Markup stripping in reference links
The JavaScript parser treats reference links which have markup differently. Namely, it strips the markup backtick characters.
A [`link`][] reference with backticks.
[`link`]: https://example.org
Generates a warning (Reference "link" not found) and outputs
<p>A <a><code>link</code></a> reference with backticks.</p>
Writing [link]: https://example.org works correctly.
This is in contrast with the Pandoc parser, which only recognizes [`link`].
Actually, after checking, I saw that both djot.lua and jotdown have the same behavior as djot.js. So, the question is: which one is correct?
It seems that the intention is to strip the text within the brackets when producing the tag to search for a definition with. I don't see it specified in the syntax reference but there is e.g. a test that verifies it in test/links_and_images.test:
[link _and_ link][]
[link and link]: url
.
<p><a href="url">link <em>and</em> link</a></p>
Presumably the intention is that you shouldn't have to copy the markup in the link definition tag, it could in theory be quite complex.
I'm guessing this was missed in the pandoc implementation, though.
At minimum, the behavior we want needs to be specified in the spec.
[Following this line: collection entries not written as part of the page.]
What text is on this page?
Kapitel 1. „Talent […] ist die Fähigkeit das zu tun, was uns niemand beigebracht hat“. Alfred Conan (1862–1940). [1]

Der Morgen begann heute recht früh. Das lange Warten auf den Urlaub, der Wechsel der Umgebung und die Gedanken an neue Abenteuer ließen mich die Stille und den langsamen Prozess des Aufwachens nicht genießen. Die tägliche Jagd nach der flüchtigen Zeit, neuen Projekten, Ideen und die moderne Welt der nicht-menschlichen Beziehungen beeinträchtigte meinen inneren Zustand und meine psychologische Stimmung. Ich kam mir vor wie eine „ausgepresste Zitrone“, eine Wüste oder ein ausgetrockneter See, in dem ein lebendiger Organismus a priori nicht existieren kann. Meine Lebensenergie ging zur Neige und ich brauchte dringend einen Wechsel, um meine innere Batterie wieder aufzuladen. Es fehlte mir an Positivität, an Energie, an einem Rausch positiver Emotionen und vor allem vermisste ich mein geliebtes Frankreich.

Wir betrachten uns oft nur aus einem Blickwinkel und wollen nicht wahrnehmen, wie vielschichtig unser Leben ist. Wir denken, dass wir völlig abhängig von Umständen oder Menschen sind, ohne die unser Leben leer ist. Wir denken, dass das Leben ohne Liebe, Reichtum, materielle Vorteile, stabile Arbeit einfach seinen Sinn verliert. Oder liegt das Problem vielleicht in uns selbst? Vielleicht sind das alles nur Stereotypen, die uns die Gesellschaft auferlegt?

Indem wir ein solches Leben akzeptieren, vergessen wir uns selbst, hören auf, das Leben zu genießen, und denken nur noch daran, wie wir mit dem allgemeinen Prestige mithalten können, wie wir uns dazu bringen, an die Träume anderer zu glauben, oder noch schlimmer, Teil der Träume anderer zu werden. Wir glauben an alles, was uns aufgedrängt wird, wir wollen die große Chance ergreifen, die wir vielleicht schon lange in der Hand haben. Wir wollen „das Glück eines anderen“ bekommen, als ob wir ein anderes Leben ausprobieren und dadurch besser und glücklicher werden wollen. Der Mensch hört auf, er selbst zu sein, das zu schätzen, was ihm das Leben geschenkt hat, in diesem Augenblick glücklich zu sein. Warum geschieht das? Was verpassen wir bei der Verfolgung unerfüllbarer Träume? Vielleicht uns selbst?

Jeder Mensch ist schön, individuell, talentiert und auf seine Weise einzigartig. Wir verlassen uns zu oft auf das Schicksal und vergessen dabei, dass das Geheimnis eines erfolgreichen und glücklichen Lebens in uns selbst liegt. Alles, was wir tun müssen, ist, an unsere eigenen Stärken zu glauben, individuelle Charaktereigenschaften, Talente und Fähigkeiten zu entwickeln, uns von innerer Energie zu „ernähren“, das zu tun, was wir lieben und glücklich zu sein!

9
I think that if this causes an error, that's a problem with the implementation:
A [`link`][] reference with backticks.
[`link`]: https://example.org
That should just work.
At the moment, I don't recall why I implemented it the way I did in JS. The Haskell implementation takes the label to be the raw text between [ and ].
It should be reasonably straightforward to modify the reference link parser at https://github.com/jgm/djot.js/blob/main/src/inline.ts#L349-L376 so that, instead of converting existing matches to Str elements, it replaces them all with a new match with the raw text between brackets, taken from subject.
Yeah, having it defined in the specification would be ideal.
I think the main question is, should [`link`][] accept [link]: ... as a definition? Rust docs allow specifying a link to an object with both [`Ident`] and [Ident], but I'm unsure if they are leveraging Markdown compilation or just manually add all possible references.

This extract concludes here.